Writing Terraform scripts is not merely about typing code — it’s about adopting a disciplined, repeatable, and scalable approach to infrastructure management. By following the step-by-step guide in this tutorial, you’ve learned how to install Terraform, define resources, manage variables and outputs, organize code with modules, and implement secure, production-ready configurations.

Best practices such as version control, environment separation, and state management are not optional — they are the foundation of reliable infrastructure automation. Leveraging tools like tfsec, Checkov, and Atlantis further enhances your ability to deliver secure, auditable, and collaborative infrastructure changes.

The real-world examples demonstrated how Terraform can be applied to complex scenarios: from single EC2 instances to multi-tier web applications and managed Kubernetes clusters. These are not theoretical exercises — they are patterns used daily by engineering teams at Fortune 500 companies and high-growth startups alike.

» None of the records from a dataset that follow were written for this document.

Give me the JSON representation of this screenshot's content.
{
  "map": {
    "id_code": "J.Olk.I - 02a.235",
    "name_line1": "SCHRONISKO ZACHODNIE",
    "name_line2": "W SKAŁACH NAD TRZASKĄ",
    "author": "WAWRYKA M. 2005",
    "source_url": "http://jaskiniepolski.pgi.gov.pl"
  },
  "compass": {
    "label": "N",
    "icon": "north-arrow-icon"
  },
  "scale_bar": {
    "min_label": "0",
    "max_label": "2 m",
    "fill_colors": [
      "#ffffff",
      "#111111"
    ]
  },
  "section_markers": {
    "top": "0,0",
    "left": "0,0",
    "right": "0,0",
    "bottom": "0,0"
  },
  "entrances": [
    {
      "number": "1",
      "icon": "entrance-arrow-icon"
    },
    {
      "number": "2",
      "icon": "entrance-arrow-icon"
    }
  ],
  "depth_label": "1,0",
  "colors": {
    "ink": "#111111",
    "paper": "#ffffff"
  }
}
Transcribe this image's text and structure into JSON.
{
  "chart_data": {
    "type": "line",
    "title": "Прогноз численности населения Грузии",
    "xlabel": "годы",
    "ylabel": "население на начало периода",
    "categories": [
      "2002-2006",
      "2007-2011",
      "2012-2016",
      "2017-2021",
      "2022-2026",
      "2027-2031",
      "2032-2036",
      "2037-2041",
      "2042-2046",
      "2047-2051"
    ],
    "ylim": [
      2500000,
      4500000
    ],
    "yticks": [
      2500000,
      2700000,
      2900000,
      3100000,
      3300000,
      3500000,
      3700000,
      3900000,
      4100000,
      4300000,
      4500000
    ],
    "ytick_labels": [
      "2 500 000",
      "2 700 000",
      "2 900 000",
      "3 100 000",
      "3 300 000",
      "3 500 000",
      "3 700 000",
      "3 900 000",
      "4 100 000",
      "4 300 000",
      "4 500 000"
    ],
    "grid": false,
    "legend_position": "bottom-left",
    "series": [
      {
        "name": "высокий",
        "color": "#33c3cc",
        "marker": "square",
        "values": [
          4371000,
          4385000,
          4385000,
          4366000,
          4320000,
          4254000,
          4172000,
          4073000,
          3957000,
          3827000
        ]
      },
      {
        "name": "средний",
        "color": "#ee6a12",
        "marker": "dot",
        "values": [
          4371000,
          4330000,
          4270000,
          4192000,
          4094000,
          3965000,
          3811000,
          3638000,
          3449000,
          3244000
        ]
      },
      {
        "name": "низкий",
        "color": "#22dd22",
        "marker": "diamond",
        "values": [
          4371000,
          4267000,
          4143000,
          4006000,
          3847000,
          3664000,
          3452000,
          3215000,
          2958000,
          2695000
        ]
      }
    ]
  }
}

As cloud infrastructure becomes increasingly complex, the ability to write clear, maintainable Terraform scripts will be a defining skill for modern DevOps and SRE professionals. Start small, iterate often, document thoroughly, and never underestimate the power of automation.

Mastering Terraform is not a one-time task — it’s a continuous journey of learning, refinement, and innovation. With the resources and practices outlined here, you now have the foundation to build, scale, and secure infrastructure with confidence.